The first big problem that PnkFelix encountered was even getting require to be a special form. Something in the core like require needs to be registered in Lib/Common/toplevel.sch, but all of the special forms defined for the top level there are part of the usual macros defined in Compiler/usual.sch. However, you can't put a transformer macro into Compiler/usual.sch. (This might be a bug. See WhyOrderMatters.) PnkFelix finally worked around this by using a trick that RyanCulpepper put into Lib/MzScheme/init.sch, of putting the require syntax into a special variable that gets eval'd very late in the game. So that yielded a simple require special form that is a transformer macro but just expands into a call to require/load. See changeset:3101 (the idea evolved a bit from its original incarnation, which just called eval; the current one calls twobit-expand).

Next is the problem of doing the visit. To do the visit, we need to call twobit-expand recursively with the current syntactic environment. But transformer macros don't actually have a hook on the current syntactic environment. Whoops. (Plus the bootstrap system doesn't expose the-usual-syntactic-environment to the runtime. But that wouldn't be a good solution anyway.) Fixing this seems like it would require rethinking the macro architecture a bit, or at least adding an extension to transformer macros where the procedure gets some additional context to allow it to expand constructed expressions and/or extend the syntactic environment. PnkFelix got this effect by making a new kind of transformer form, called transformer/expand, whcih takes a fouth argument which is an expansion function (with contract SchemeExpr -> CoreSchemeExpr). See changeset:3100 for the implementation of this new transformer.

(Another option would be to just define a "standard" load/visit procedure that does this expansion of a target file without executing the expanded expressions... but one thing that PnkFelix liked about the current solution was that it isolates the added macro definitions to just the syntactic environment of the current expansion (which is sometimes a fresh copy created just for the purposes of expansion (see for example the definitions of compile-file in Compiler/driver-twobit.sch and Compiler/driver-larceny.sch.)

The bulk of the implementation was then developed, which required changes to the codebase in Lib/Common/require.sch. See changeset:3103.

There were a lot of issues with getting the environments set up properly. One problem is with bootstrapping; you want require in the initial environment, but the initial environment needs to be set up before eval, but you need eval before you can define transformer macros, and require is defined as a transformer macro. There's a cycle in that dependence graph. PnkFelix is hacking around this by having two stages to establish the initial environment; one without transformer macros, so that we can define eval sensibly, and then add all the transformer macros (whose definitions presumably cannot be allowed to anything but the usual macros that were added initially; that is, the non transformer macros.
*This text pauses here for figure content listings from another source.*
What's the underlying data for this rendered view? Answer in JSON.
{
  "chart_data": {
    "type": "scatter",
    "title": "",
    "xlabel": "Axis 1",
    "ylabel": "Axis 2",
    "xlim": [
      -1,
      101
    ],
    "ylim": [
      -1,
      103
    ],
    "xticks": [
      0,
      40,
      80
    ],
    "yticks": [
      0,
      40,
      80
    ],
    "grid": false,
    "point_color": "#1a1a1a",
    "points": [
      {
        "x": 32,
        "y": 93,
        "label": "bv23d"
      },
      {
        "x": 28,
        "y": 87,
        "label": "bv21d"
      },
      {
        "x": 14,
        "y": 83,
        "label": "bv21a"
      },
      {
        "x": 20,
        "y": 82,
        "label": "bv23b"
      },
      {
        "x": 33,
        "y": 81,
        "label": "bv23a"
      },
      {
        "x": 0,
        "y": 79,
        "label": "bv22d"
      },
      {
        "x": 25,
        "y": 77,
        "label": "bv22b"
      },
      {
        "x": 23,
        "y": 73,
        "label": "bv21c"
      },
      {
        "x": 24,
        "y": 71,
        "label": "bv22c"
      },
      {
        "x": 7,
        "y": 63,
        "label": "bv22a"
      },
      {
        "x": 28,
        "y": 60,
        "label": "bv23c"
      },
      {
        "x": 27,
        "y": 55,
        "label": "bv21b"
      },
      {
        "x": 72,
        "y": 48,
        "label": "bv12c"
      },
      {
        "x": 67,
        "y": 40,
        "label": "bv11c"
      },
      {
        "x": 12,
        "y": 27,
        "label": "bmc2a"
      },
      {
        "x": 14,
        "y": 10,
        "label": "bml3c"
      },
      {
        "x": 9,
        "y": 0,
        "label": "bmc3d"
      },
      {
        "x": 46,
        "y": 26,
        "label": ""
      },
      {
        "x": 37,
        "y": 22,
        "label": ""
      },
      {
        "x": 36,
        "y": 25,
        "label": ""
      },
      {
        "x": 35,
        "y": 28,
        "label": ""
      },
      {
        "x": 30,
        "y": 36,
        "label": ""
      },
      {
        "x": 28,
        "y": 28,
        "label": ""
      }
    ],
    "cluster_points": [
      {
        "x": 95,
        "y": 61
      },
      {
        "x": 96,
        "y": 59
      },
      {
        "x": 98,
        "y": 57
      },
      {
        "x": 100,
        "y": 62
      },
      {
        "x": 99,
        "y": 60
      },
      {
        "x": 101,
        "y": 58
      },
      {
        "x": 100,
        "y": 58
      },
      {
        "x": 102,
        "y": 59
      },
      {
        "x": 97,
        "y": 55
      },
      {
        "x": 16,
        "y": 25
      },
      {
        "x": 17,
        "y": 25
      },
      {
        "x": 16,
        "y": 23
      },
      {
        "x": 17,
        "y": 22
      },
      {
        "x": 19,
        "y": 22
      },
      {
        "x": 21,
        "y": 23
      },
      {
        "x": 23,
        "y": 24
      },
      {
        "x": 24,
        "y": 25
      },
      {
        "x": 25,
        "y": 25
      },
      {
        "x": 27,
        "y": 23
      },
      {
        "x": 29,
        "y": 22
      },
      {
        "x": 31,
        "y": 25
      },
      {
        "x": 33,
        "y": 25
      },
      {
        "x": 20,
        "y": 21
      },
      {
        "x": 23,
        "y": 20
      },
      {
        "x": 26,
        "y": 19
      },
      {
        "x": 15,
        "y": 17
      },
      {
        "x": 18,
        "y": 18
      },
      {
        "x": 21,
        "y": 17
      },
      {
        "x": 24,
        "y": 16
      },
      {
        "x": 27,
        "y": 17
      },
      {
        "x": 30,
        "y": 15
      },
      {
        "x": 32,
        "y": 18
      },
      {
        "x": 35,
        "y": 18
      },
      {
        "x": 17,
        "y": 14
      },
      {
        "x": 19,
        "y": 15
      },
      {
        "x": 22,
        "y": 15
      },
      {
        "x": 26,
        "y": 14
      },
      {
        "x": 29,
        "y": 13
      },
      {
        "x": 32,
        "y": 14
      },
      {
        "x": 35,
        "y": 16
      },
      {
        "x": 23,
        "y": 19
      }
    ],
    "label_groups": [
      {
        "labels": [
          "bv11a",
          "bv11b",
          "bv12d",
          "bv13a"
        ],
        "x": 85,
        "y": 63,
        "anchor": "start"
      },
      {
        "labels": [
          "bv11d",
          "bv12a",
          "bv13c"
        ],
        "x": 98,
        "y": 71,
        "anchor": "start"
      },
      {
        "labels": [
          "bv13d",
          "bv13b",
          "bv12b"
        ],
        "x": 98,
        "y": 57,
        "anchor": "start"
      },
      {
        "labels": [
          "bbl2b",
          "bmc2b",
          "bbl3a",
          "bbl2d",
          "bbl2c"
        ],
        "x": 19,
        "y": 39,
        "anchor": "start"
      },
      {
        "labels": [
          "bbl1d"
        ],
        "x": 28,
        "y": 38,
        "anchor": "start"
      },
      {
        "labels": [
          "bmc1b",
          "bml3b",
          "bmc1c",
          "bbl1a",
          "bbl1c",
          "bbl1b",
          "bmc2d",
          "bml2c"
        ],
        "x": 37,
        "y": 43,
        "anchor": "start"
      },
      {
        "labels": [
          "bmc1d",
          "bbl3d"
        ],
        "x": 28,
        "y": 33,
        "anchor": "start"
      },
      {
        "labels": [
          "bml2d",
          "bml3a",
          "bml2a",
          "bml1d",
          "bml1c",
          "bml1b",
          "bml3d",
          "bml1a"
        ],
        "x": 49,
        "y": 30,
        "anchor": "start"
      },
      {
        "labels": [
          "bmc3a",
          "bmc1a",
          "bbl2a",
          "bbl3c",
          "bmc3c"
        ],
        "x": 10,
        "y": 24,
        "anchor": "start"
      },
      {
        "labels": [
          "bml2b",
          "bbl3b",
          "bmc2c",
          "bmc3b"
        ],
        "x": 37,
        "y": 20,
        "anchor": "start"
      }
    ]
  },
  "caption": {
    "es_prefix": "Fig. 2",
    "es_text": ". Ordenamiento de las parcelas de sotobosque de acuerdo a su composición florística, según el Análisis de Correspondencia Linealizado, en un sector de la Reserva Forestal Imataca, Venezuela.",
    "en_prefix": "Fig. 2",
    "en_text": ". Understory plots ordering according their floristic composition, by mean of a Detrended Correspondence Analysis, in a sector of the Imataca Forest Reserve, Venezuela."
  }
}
All of this will hopefully be replaced by something sane when we adopt something like YouWantItWhen (note that this cycle may be exactly why RyanCulpepper suggested to PnkFelix that we make require a primitive form handled by the compiler directly, rather than a macro layered on top in this wild fashion). See changeset:3102 and changeset:3103.

The other big issue was getting the compiler and the interpreter to handle the new require special form in a consistent fashion. PnkFelix figured out a way to do this eventually, but it involved introducing an extra hook that the two components are expected to call after eval has been prepped accordingly. See changeset:3101 (this is part of the evolution referred to above).